Question:

How to calculate accrued interest with different day count?

To calculate accrued interest correctly you will need to know what day count is used within the lending institution.

Calculating Accrued Interest Using Different Day Count

30/360 This is the most widely used day count convention. A year is assumed to have 360 days and every month is supposedly 30 days long. During February interest accrues the same way as in all other months, and on 31st no interest is added.

X/365 is another popular day count convention. Leap years are ignored, but months are of their regular length. Another very similar day count approach takes into account leap years when calculating accrued interest.

Calculating and Paying Accrued Interest

Every mortgage interest accrued daily. When you make your monthly payment, part of your payment is principal, and part of it is accrued interest (the PI part of the PITI payment). If you are more than 15 days late with your payment, you will have to pay additional interest for the days you are behind. With SIMs (simple interest mortgages), if you are even one day late, interest will accrue very quickly and you will have to pay a lot more, compared to a conventional mortgage.

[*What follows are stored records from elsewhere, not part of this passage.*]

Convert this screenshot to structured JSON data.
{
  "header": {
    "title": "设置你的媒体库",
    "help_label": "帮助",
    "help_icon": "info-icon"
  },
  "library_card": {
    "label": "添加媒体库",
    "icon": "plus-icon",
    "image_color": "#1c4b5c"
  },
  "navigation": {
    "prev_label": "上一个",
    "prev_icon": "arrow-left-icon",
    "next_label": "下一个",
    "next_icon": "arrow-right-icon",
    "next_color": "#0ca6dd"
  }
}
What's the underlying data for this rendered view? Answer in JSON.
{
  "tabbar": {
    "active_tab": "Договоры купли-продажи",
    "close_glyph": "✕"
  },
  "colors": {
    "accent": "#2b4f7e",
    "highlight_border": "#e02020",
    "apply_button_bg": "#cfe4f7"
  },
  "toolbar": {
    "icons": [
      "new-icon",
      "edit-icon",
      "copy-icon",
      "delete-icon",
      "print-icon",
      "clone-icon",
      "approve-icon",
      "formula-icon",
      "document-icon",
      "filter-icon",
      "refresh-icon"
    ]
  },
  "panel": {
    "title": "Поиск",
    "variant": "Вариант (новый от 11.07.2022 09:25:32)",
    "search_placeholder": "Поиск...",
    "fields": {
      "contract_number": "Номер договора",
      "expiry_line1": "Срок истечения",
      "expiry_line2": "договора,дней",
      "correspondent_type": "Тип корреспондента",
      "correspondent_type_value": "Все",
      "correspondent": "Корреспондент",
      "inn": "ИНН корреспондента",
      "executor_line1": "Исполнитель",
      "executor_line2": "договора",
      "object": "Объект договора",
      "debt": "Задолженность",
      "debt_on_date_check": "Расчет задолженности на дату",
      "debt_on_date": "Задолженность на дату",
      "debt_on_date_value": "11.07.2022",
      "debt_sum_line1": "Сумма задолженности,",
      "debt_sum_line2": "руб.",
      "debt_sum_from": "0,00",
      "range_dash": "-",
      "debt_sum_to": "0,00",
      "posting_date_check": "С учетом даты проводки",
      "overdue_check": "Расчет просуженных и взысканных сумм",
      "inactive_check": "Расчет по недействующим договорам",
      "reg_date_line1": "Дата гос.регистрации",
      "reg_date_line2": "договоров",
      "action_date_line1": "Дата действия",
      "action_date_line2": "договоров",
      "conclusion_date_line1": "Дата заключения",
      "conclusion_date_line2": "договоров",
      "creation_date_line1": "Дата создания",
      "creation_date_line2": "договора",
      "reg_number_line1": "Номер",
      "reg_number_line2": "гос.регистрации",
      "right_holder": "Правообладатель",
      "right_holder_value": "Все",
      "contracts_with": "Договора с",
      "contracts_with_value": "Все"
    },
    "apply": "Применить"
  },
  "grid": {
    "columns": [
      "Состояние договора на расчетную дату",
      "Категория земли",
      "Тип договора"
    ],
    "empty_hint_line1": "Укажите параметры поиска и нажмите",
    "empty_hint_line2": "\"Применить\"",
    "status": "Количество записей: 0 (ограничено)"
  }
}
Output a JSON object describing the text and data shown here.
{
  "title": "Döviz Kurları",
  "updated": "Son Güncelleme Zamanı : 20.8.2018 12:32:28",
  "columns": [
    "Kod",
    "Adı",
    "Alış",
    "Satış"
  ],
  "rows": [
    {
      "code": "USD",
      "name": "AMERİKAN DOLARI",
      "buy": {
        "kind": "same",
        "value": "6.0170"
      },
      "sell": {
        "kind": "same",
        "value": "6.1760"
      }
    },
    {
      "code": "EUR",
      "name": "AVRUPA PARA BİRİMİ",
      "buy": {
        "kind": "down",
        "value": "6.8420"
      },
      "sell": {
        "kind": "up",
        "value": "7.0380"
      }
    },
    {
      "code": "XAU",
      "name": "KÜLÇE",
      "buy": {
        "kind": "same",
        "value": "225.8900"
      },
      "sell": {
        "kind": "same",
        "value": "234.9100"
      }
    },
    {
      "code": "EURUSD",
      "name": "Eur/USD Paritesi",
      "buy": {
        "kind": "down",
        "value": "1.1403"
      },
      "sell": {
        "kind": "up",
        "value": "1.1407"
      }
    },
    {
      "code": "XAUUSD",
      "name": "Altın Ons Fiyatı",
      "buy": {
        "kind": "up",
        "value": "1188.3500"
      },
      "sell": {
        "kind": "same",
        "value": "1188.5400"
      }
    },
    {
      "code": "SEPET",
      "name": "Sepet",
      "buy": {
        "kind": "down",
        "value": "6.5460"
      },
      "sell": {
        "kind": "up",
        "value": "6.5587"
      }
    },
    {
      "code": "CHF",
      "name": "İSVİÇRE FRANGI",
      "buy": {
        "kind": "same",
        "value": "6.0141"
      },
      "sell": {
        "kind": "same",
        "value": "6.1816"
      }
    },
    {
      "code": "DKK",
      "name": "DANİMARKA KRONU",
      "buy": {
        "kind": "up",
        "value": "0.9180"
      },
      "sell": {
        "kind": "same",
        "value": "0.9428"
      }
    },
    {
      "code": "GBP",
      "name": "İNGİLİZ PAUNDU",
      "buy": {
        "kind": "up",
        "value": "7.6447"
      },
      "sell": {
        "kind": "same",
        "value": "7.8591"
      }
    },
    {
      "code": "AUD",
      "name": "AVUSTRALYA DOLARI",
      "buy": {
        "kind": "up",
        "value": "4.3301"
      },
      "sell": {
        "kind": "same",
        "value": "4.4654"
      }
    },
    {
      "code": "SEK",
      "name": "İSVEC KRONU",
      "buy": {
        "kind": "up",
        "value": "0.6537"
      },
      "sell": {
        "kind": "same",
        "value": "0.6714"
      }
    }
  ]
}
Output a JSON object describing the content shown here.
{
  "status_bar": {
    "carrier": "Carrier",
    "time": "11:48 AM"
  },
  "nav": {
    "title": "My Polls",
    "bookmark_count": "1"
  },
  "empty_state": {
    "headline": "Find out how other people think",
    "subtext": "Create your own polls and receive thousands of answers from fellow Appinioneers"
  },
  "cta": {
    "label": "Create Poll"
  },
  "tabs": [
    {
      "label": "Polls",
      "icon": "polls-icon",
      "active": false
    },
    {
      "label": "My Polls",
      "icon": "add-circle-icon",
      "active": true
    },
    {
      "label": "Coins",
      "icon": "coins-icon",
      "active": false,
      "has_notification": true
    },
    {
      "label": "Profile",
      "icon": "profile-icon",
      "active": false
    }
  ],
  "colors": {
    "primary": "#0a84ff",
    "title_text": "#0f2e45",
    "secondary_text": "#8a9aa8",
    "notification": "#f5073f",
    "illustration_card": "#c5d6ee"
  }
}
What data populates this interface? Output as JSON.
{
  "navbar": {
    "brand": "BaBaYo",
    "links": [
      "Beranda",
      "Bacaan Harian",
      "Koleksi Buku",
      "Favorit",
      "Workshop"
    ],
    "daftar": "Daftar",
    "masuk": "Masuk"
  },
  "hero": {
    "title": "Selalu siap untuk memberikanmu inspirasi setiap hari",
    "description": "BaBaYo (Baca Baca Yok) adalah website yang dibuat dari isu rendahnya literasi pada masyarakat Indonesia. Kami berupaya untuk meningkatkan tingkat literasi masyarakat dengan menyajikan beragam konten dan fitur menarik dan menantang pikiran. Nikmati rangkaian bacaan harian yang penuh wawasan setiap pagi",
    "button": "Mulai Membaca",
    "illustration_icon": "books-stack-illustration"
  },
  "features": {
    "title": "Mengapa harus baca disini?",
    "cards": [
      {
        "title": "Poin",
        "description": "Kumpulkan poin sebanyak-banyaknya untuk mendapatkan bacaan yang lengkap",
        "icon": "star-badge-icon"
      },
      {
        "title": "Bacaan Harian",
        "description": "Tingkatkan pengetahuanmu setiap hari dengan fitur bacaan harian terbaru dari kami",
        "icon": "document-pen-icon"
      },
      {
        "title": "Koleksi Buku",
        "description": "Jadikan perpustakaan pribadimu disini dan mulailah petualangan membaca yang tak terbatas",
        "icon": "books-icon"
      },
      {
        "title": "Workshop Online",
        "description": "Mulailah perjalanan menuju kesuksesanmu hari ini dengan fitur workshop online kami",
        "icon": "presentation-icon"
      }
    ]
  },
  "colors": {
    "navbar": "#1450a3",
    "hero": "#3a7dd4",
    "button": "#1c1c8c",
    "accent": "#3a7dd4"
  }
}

For example, with a regular mortgage, if you make a mortgage payment 14 days later than the due date and it is posted on time, no one may notice. With a SIM, if you are 14 days late, and you pay around \$35 accrued interest a day, you will have to pay 14x35=490 on top of your regular monthly payment plus late fees. You should know how your accrued interest is calculated to avoid procrastinating with simple interest mortgages.

Also, accrued interest is referred often as deferred interest when it is added towards the principal, and allows for negative amortization. Some mortgage instruments are specifically developed and offered as Option ARMs and in this case a minimum payment allows the borrower to make payments at a minimum rate, say, 3.5%, for a limited time.